I've been waiting all winter to get out and do some serious fly fishing but it looks like I'm going to have to wait a bit longer. With the snow pack at record levels in just about every drainage in all of the states from Colorado to Montana it may well be late summer before many of the major trout streams are approachable. Here in Montana we have yet to see any serious snow melt from the mountains and it's already the first week of June. In fact, in the last couple weeks of May we were still adding to the snow pack!
Anglers planning to come to most places in the western U.S. will need to have contingency plans in case the water that they had intended to fish proves to be unfishable.
Tail-water fisheries may be a viable option but even there be prepared for high flow volumes.
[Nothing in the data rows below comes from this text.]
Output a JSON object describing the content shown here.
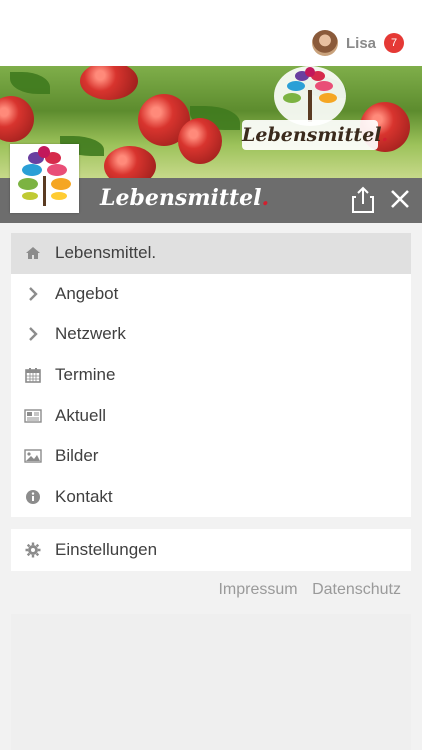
{
  "header": {
    "user_name": "Lisa",
    "notification_count": "7"
  },
  "banner": {
    "logo_text": "Lebensmittel"
  },
  "brand": {
    "title": "Lebensmittel",
    "dot": "."
  },
  "menu": {
    "items": [
      {
        "label": "Lebensmittel.",
        "icon": "home-icon"
      },
      {
        "label": "Angebot",
        "icon": "chevron-right-icon"
      },
      {
        "label": "Netzwerk",
        "icon": "chevron-right-icon"
      },
      {
        "label": "Termine",
        "icon": "calendar-icon"
      },
      {
        "label": "Aktuell",
        "icon": "newspaper-icon"
      },
      {
        "label": "Bilder",
        "icon": "image-icon"
      },
      {
        "label": "Kontakt",
        "icon": "info-icon"
      }
    ],
    "settings_label": "Einstellungen"
  },
  "footer": {
    "impressum": "Impressum",
    "datenschutz": "Datenschutz"
  },
  "colors": {
    "header_bar": "#6d6d6d",
    "badge": "#e53935",
    "brand_dot": "#d11f2f"
  }
}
On tail-waters like the Big Horn and below the damns on the Upper Missouri the water in Montana flow rates will remain far above normal until the bulk of the snow in the mountains has melted. The water should be clear but most of the fishing will be from a boat and dry fly fishing opportunities will be severely limited. If you like casting weighted nymphs and split shot you should find plenty of opportunities.
Lakes and reservoirs will provide another option, but like the streams you should expect to find most of them bank full plus. Boat ramps may be underwater and access roads, unless they are paved, may be muddy, rutted or washed out.
Perhaps the best option for the fly fisher is the various spring creeks that are found in many places in the west. While many of these streams are on private property and involve a fee for you are guaranteed that the water will be clear and flowing in a normal manner. Since these types of streams may be the only available fly fishing in many areas, especially during the early part of the summer, any angler planning to fish one of these waters should make their reservations as soon as possible.
Whether you plan to fish one of the tail-water fisheries or a stillwater be prepared for a different experience during this period of high water. High water situations cause fish to hold in different places than they would under more normal flows. In streams fish will not generally hold in the heavier flows but will move to areas away from the force of the main current. On streams with riprapped banks fish may be found tucked into the nooks and crannies formed by the rocks. In lakes where the water has flowed out over surrounding areas that are normally dry you may find fish cruising around in those areas looking for food that has been made available by the high water.
The high water may also be colder than normal due to the snow melt entering the stream. This will cause the fish to be more lethargic, and fish tend to feed less often when the water is cold. If you are fishing nymphs and streamers it will be very important for you to get your offerings right down on the bottom since the fish are not likely to move very far to accept your offering.
There will be fly fishing in the west this year but the successful angler will need to be flexible. Call ahead, check with reliable local sources, and be prepared to change your plans as conditions dictate.